SINGAPORE (July 29): DBS Group’s reported record earnings of $3.25 billion for 1H19 after 2Q19 earnings rose 20% to $1.60 billion from a year ago.
The quarterly bottomline beat the average estimate from three analysts of $1.47 billion, according to data from Refinitiv.
DBS says total income rose 16% to $3.71 billion from $3.2 billion a year ago which outstripped a 9% growth in expenses.
Net interest income increased 9% to $2.43 billion from $2.23 billion as loans grew 5% in constant-currency terms and net interest margin improved six basis points to 1.91%.
Net fee income rose 9% to a new high of $767 million.
Wealth management fees grew 11% to $332 million from higher investment product sales.
Card fees increased 16% to $198 million from higher activities across the region while investment banking fees rose 44% to $56 million from higher debt and equity capital market income.
Other non-interest income rose 88% to $513 million.
Trading income increased 57% from a weak year-ago performance to $357 million while gains on investment securities quadrupled from a low base to $131 million.
Expenses rose 9% to $1.55 billion while profit before allowances was 21% higher at $2.16 billion.
DBS says asset quality remained healthy.

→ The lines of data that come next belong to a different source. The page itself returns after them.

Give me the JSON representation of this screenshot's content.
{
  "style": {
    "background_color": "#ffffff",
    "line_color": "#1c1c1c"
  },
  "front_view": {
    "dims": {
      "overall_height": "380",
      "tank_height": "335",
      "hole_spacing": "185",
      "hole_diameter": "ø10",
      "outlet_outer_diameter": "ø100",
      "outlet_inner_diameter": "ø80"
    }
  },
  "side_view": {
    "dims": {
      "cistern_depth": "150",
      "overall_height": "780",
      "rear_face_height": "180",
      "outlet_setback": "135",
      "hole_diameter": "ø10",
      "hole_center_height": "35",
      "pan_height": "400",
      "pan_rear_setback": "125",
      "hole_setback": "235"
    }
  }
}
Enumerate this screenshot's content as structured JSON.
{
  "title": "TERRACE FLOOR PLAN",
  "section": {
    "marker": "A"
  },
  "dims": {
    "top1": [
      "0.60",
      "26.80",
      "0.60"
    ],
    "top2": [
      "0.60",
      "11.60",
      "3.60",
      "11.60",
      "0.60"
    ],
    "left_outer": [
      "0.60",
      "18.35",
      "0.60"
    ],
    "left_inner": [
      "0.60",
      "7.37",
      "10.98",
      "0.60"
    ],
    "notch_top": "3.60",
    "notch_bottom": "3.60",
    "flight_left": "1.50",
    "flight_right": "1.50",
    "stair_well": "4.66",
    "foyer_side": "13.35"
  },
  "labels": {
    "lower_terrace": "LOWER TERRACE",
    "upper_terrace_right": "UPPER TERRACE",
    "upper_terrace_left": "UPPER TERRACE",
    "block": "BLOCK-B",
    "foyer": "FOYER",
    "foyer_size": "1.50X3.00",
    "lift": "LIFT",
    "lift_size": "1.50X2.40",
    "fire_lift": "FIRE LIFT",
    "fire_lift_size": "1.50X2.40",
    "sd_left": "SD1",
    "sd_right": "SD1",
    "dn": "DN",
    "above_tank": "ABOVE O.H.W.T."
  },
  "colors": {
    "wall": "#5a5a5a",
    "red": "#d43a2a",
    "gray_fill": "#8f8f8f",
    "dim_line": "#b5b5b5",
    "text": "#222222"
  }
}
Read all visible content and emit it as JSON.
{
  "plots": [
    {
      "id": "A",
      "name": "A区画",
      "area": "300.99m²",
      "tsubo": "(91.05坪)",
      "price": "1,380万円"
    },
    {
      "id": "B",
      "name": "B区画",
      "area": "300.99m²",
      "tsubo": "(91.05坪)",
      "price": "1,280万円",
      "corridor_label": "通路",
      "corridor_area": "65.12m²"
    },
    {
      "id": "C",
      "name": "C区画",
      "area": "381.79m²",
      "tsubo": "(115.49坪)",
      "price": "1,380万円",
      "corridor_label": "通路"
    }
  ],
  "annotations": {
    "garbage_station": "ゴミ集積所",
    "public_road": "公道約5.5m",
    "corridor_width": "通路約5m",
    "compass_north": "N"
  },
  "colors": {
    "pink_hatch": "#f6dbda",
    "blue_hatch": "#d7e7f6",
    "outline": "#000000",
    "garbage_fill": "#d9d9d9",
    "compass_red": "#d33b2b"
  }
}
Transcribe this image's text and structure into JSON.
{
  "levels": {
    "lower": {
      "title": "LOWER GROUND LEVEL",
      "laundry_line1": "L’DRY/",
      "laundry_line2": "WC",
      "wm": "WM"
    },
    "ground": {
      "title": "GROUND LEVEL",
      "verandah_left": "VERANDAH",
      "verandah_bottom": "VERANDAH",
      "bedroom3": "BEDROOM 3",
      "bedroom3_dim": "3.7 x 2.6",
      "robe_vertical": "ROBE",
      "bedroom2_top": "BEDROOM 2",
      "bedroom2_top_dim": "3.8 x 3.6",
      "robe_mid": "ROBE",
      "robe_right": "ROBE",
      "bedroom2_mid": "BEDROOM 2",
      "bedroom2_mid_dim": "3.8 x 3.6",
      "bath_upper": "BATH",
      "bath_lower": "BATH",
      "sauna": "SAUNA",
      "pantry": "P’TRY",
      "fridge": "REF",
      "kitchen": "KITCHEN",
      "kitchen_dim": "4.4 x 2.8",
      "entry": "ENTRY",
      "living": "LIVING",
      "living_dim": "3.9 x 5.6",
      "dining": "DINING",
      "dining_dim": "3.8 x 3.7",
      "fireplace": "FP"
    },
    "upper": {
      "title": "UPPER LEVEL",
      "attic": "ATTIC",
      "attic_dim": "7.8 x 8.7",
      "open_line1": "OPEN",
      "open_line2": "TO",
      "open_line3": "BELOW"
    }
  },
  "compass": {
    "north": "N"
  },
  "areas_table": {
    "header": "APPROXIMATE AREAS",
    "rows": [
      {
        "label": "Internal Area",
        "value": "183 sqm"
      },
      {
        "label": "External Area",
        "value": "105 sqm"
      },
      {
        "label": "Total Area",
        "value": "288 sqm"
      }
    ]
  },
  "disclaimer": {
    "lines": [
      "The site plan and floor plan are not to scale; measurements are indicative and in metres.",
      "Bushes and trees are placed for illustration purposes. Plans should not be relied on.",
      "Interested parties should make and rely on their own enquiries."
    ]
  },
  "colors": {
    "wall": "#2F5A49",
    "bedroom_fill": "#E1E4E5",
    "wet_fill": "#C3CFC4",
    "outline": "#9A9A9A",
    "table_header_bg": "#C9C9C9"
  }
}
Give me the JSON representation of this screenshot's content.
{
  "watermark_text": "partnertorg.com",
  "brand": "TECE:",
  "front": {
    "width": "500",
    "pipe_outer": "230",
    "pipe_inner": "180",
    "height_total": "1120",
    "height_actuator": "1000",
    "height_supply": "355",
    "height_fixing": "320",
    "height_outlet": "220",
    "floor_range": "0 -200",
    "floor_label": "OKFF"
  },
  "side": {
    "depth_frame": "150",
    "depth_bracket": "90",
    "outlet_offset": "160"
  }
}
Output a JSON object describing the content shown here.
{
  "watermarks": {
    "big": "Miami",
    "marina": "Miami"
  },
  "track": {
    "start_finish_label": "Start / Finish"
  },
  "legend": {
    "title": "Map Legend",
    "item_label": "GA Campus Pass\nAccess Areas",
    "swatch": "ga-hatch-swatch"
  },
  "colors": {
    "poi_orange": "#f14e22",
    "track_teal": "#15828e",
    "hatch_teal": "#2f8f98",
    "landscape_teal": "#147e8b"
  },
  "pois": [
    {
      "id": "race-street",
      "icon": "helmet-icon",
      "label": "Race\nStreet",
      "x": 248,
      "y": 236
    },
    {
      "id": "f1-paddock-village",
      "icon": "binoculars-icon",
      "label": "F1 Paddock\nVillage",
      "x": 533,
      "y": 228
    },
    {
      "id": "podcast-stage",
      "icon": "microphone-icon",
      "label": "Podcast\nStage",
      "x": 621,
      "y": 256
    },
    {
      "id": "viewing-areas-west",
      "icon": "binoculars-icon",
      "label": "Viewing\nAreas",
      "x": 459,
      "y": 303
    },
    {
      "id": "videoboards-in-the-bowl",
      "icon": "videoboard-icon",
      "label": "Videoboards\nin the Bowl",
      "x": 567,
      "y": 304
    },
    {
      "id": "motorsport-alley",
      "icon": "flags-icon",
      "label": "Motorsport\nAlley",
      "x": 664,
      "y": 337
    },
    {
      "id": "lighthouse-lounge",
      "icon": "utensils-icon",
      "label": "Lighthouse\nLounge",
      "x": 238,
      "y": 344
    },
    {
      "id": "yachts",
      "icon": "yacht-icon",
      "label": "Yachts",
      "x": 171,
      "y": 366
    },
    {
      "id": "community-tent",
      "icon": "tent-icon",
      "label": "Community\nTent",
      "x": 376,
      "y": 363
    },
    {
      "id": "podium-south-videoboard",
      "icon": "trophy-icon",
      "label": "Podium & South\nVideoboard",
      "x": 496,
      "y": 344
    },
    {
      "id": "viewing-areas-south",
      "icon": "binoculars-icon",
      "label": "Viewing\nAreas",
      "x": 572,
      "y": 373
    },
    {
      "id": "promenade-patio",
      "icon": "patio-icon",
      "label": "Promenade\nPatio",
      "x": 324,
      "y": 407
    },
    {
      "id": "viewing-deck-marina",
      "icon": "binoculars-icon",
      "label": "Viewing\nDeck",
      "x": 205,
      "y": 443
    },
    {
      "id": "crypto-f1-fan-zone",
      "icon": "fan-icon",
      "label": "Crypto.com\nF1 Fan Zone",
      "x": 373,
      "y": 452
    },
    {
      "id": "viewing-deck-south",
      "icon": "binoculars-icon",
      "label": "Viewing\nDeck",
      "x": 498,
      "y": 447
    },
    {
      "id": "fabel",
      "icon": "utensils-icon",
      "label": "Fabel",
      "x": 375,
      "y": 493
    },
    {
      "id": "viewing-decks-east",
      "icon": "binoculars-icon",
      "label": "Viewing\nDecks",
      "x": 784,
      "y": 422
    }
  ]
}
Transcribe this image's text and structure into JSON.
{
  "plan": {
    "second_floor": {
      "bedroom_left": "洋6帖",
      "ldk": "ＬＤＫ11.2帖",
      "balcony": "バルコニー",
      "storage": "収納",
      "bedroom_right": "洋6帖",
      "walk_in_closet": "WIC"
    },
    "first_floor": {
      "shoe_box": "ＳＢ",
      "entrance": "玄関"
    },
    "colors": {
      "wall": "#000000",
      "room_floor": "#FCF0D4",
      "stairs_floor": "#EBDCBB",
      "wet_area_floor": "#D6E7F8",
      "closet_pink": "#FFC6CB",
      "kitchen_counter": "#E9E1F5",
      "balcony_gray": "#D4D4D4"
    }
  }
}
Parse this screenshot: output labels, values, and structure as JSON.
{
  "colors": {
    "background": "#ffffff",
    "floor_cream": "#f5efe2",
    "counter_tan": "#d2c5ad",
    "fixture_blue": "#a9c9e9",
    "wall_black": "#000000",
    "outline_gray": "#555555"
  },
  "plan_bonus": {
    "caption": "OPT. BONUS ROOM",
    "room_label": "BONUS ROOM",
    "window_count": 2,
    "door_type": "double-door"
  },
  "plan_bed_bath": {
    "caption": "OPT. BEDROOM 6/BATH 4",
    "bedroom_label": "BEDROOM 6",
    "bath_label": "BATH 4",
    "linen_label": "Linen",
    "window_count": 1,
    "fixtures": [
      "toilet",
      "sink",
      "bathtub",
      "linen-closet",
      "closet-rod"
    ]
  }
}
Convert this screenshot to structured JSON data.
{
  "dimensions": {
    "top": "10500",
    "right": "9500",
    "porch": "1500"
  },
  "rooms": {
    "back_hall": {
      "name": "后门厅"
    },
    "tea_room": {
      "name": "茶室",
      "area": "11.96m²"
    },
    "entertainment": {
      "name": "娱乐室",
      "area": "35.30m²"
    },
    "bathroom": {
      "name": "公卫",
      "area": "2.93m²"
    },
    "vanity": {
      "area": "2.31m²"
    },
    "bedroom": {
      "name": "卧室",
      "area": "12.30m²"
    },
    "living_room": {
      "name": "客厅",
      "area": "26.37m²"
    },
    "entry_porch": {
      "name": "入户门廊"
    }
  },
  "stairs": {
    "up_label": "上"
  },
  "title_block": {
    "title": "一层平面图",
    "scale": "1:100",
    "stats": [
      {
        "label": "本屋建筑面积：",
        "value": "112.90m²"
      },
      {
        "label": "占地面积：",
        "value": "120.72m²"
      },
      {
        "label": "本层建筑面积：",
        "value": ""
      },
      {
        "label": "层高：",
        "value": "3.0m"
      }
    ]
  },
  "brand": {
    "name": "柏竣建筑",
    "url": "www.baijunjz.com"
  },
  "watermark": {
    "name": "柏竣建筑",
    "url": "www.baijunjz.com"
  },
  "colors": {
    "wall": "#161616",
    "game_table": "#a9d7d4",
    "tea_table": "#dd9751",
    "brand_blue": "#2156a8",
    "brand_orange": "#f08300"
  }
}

Non-performing assets rose 3% from the previous quarter to $5.82 billion as new non-performing asset formation remained low and was moderated by recoveries and write-offs.
The NPL rate was unchanged from the previous quarter at 1.5%.
For the first half, specific allowances amounted to $369 million, up 45% from a year ago when there had been a write-back of $65 million from the sale of an oil and gas support service vessel.
The Common Equity Tier-1 ratio declined from 14.1% in the previous quarter to 13.6% as the payment of the final 2018 and first-quarter 2019 dividends in May and an increase in risk-weighted assets during the quarter were partially offset by retained earnings.
DBS has declared a 2Q19 dividend of 30 cents per share, unchanged from the previous quarter.
In it outlook statement, DBS says it sees 2019 high-single-digit percent income growth and cost-income ratio at 43%.
DBS CEO Piyush Gupta says, “We achieved a record half-year performance despite heightened economic uncertainty and geopolitical tensions. The results reflect the strengths of an entrenched broad-based franchise that is well placed to nimbly navigate market volatility and capture opportunities as they arise.”
Shares in DBS closed 3 cents lower at $26.88 on Friday.